Le commandement a indiqué que « si les menaces américaines se transforment en action réelle, les forces iraniennes n’autoriseront pas une seule goutte de pétrole à être exportée, et le pétrole, le gaz, l’électricité et les infrastructures économiques dans la région deviendront des cibles d’attaque », avertissant que « les menaces répétées du criminel US et de ses forces terroristes rebelles n’apporteront rien d’autre que l’extension de la guerre dans la région et au-delà ».
Le commandant de la force aérospatiale de l’IRGC, Seyed Majid Mousavi, a averti le 22 que « si nos ponts et nos centrales électriques sont attaqués, une interruption de l’alimentation électrique dans les pays des alliés des “enfants tueurs” et les pays qui les accueillent est certaine ».
Le porte-parole de la marine de l’IRGC (brigadier-général) Hossein Mohebi a déclaré aux compagnies maritimes que « la voie minée au sud du détroit d’Hormuz est un chemin vers la destruction de vos actifs », les exhortant à ne pas se laisser tromper par les États-Unis.
FAQ
Que le président du Parlement iranien Ghalibaf a-t-il déclaré le 22 au sujet des exportations de pétrole ?
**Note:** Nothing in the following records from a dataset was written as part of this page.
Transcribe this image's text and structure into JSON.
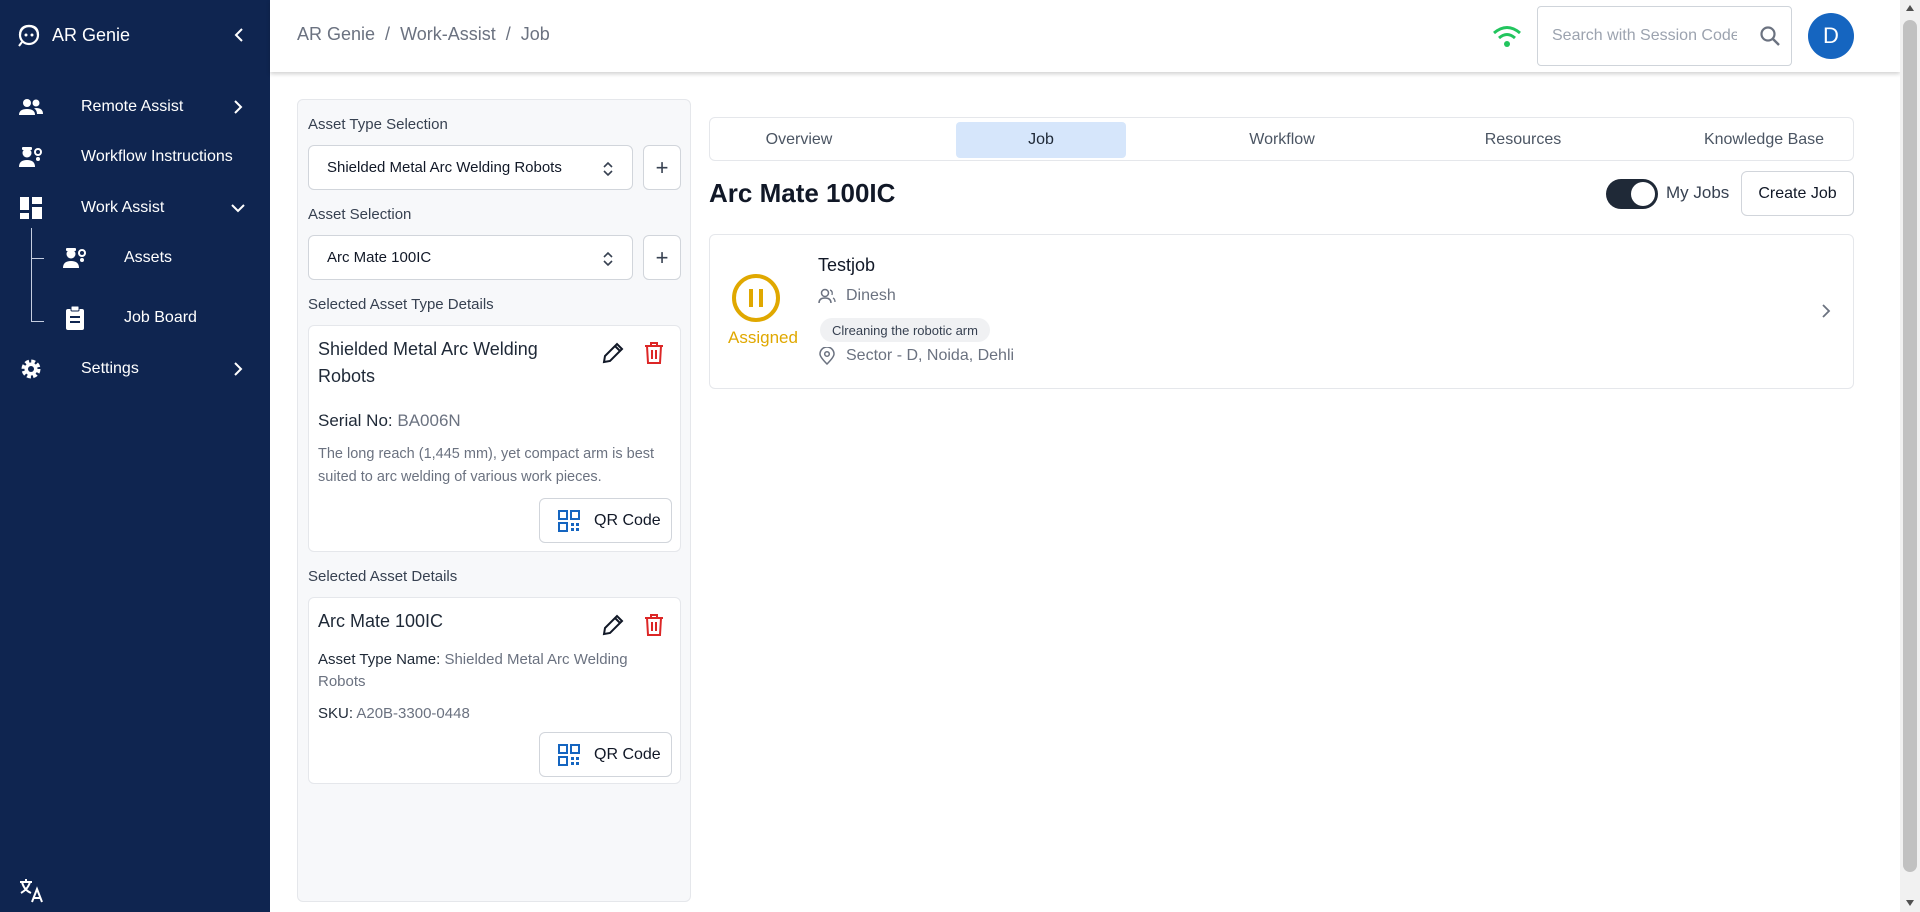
{
  "sidebar": {
    "brand": "AR Genie",
    "items": [
      {
        "label": "Remote Assist"
      },
      {
        "label": "Workflow Instructions"
      },
      {
        "label": "Work Assist"
      },
      {
        "label": "Settings"
      }
    ],
    "sub_items": [
      {
        "label": "Assets"
      },
      {
        "label": "Job Board"
      }
    ]
  },
  "header": {
    "breadcrumb": [
      "AR Genie",
      "/",
      "Work-Assist",
      "/",
      "Job"
    ],
    "search_placeholder": "Search with Session Code",
    "avatar_initial": "D"
  },
  "left_panel": {
    "asset_type_label": "Asset Type Selection",
    "asset_type_value": "Shielded Metal Arc Welding Robots",
    "asset_label": "Asset Selection",
    "asset_value": "Arc Mate 100IC",
    "type_details_label": "Selected Asset Type Details",
    "type_card": {
      "title": "Shielded Metal Arc Welding Robots",
      "serial_label": "Serial No:",
      "serial_value": "BA006N",
      "description": "The long reach (1,445 mm), yet compact arm is best suited to arc welding of various work pieces.",
      "qr_label": "QR Code"
    },
    "asset_details_label": "Selected Asset Details",
    "asset_card": {
      "title": "Arc Mate 100IC",
      "type_name_label": "Asset Type Name:",
      "type_name_value": "Shielded Metal Arc Welding Robots",
      "sku_label": "SKU:",
      "sku_value": "A20B-3300-0448",
      "qr_label": "QR Code"
    }
  },
  "tabs": [
    {
      "label": "Overview"
    },
    {
      "label": "Job"
    },
    {
      "label": "Workflow"
    },
    {
      "label": "Resources"
    },
    {
      "label": "Knowledge Base"
    }
  ],
  "main": {
    "title": "Arc Mate 100IC",
    "my_jobs_label": "My Jobs",
    "my_jobs_enabled": true,
    "create_job_label": "Create Job"
  },
  "job": {
    "status": "Assigned",
    "title": "Testjob",
    "assignee": "Dinesh",
    "tag": "Clreaning the robotic arm",
    "location": "Sector - D, Noida, Dehli"
  },
  "colors": {
    "sidebar_bg": "#0f2550",
    "accent": "#1565c0",
    "status_assigned": "#e0a800",
    "wifi": "#22c55e",
    "delete": "#dc2626",
    "active_tab": "#d6e6fb"
  }
}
Mohammad Bagher Ghalibaf a déclaré sur son compte X le 22 (heure locale) que si l’Iran ne peut pas exporter de pétrole, personne dans la région ne pourra exporter de pétrole, et que la sécurité du détroit d’Hormuz ne sera garantie que lorsque les forces américaines ne seront pas présentes.
Comment le ministre iranien des Affaires étrangères Araghchi a-t-il répondu aux menaces américaines ?
Abbas Araghchi a averti sur son compte X que toute agression contre l’Iran, y compris contre l’infrastructure iranienne, fera face à une réponse ferme, forte et décisive, et que toute partie participant à cette agression ou la soutenant sera considérée comme une cible légitime.
Que les commandements militaires iraniens ont-ils annoncé au sujet du détroit d’Hormuz ?
Le commandement central de Khatam al-Anbiya a déclaré que le détroit d’Hormuz reste fermé et que les navires doivent n’emprunter que les routes désignées, avertissant que si les menaces américaines se transforment en action, les forces iraniennes n’autoriseront aucune exportation de pétrole et que les infrastructures régionales deviendront des cibles d’attaque.